Home

Hoge Raad, 06-01-1993, ECLI:NL:HR:1993:BH8730 ZC5221, 28675

Hoge Raad, 06-01-1993, ECLI:NL:HR:1993:BH8730 ZC5221, 28675

Uitspraak

ARREST

gewezen op het beroep in cassatie van de weduwe van X (overleden op 22 september 1991) te Z tegen de uitspraak van het Gerechtshof te 's-Hertogenbosch van 11 september 1991 betreffende na te melden naheffingsaanslag in de omzetbelasting.

1. Aanslag, bezwaar en geding voor het Hof

Aan belanghebbende is over het tijdvak 1 januari 1988 tot en met 31 december 1988 een naheffingsaanslag in de omzetbelasting opgelegd ten bedrage van f 1.362, zonder verhoging, welke aanslag, na daartegen gemaakt bezwaar, bij uitspraak van de Inspecteur is gehandhaafd.

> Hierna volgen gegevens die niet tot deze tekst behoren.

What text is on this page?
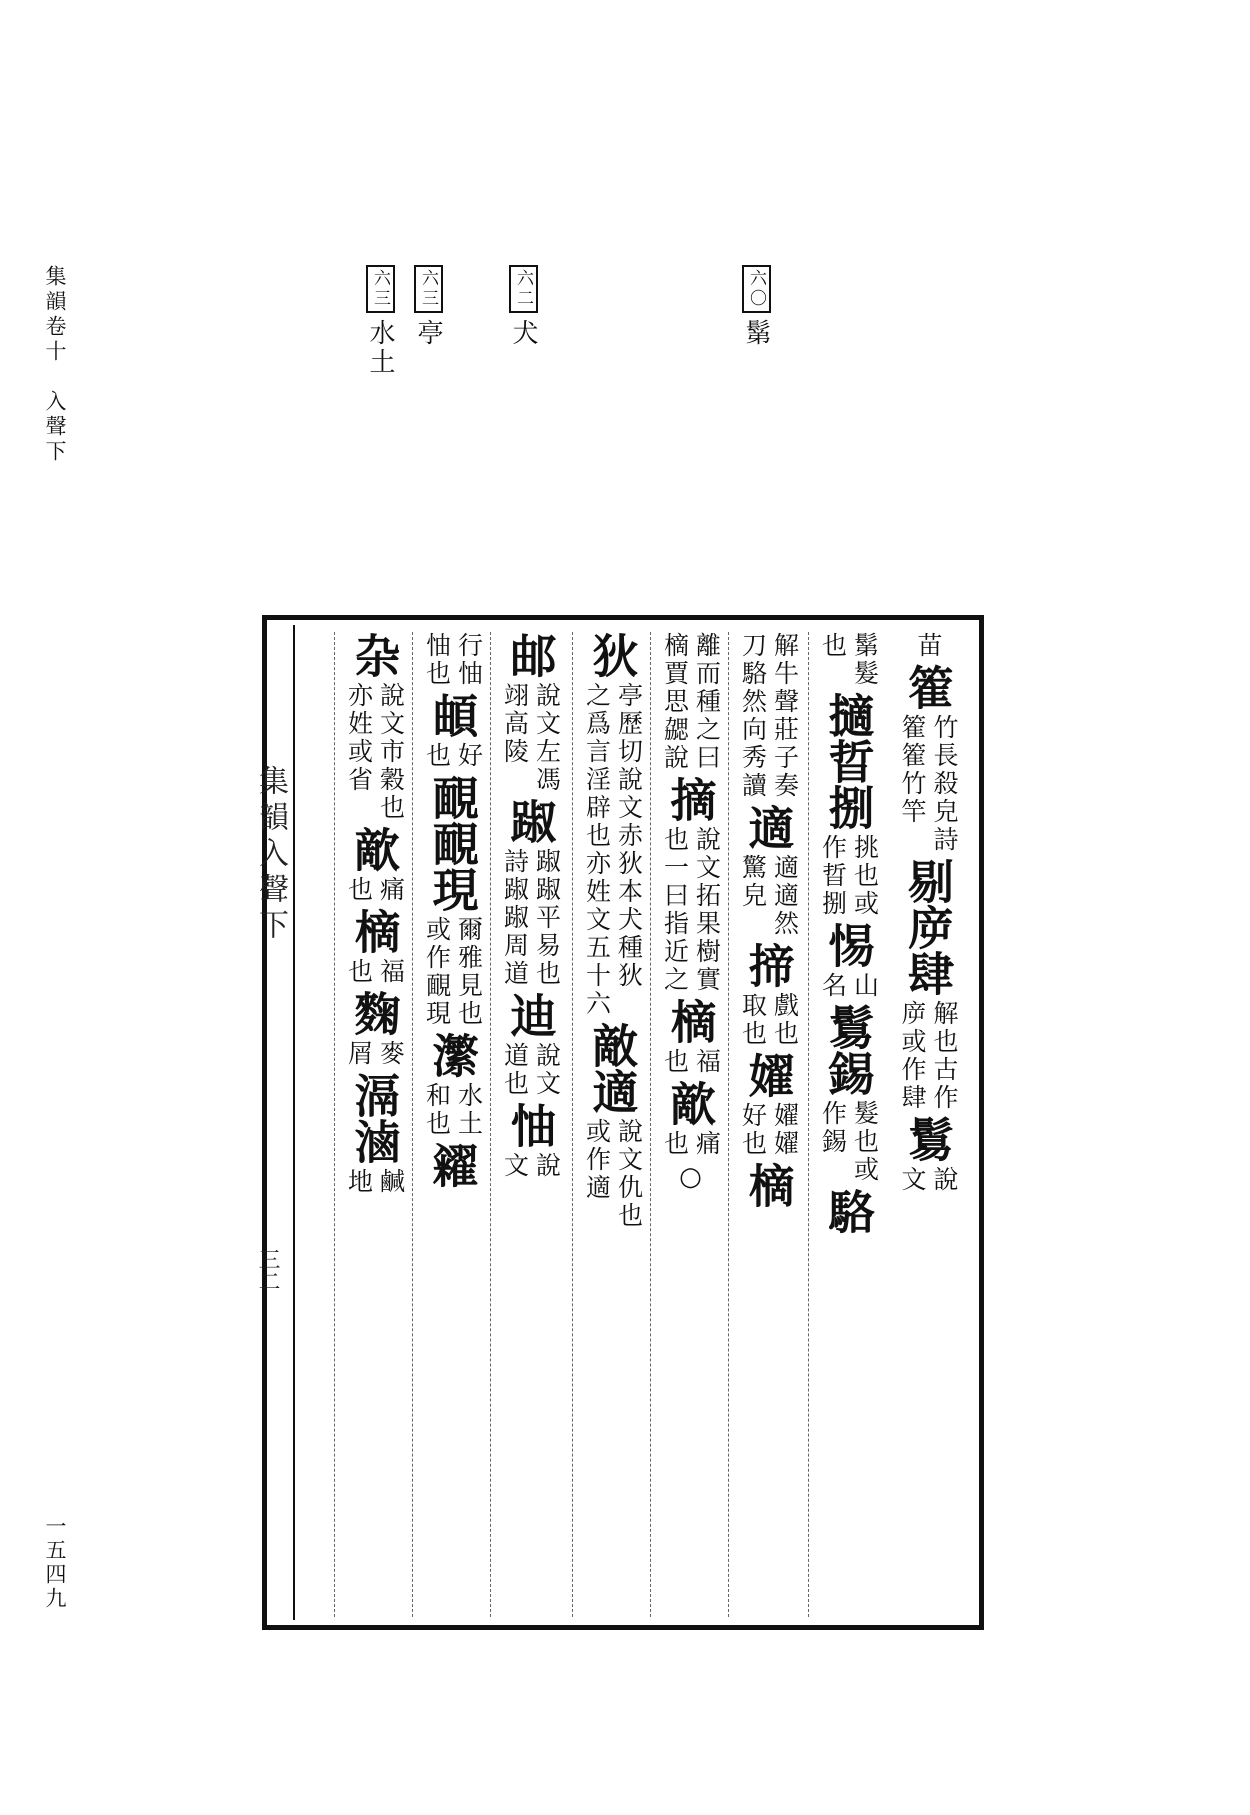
集韻卷十　入聲下
一五四九
六〇鬀
六二犬
六三亭
六三水土
集韻入聲下
三二
苗
篧
竹長殺皃詩
篧篧竹竿
剔㡿肆
解也古作
㡿或作肆
鬄
說
文
鬀髮
也
擿晢捌
挑也或
作晢捌
惕
山
名
鬄錫
髮也或
作錫
駱
解牛聲莊子奏
刀駱然向秀讀
適
適適然
驚皃
揥
戲也
取也
嬥
嬥嬥
好也
樀
離而種之曰
樀賈思勰說
摘
說文拓果樹實
也一曰指近之
樀
福
也
歒
痛
也
○
狄
亭歷切說文赤狄本犬種狄
之爲言淫辟也亦姓文五十六
敵適
說文仇也
或作適
邮
說文左馮
翊高陵
踧
踧踧平易也
詩踧踧周道
迪
說文
道也
怞
說
文
行怞
怞也
頔
好
也
靦靦現
爾雅見也
或作靦現
瀿
水土
和也
糴
杂
說文市穀也
亦姓或省
歒
痛
也
樀
福
也
麴
麥
屑
滆滷
鹹
地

Belanghebbende is tegen de uitspraak van de Inspecteur in beroep gekomen bij het Hof, dat de uitspraak van de Inspecteur heeft bevestigd.

De uitspraak van het Hof is aan dit arrest gehecht. 

2. Geding in cassatie

De weduwe van belanghebbende heeft tegen 's Hofs uitspraak beroep in cassatie ingesteld. Het beroepschrift in cassatie is aan dit arrest gehecht en maakt daarvan deel uit.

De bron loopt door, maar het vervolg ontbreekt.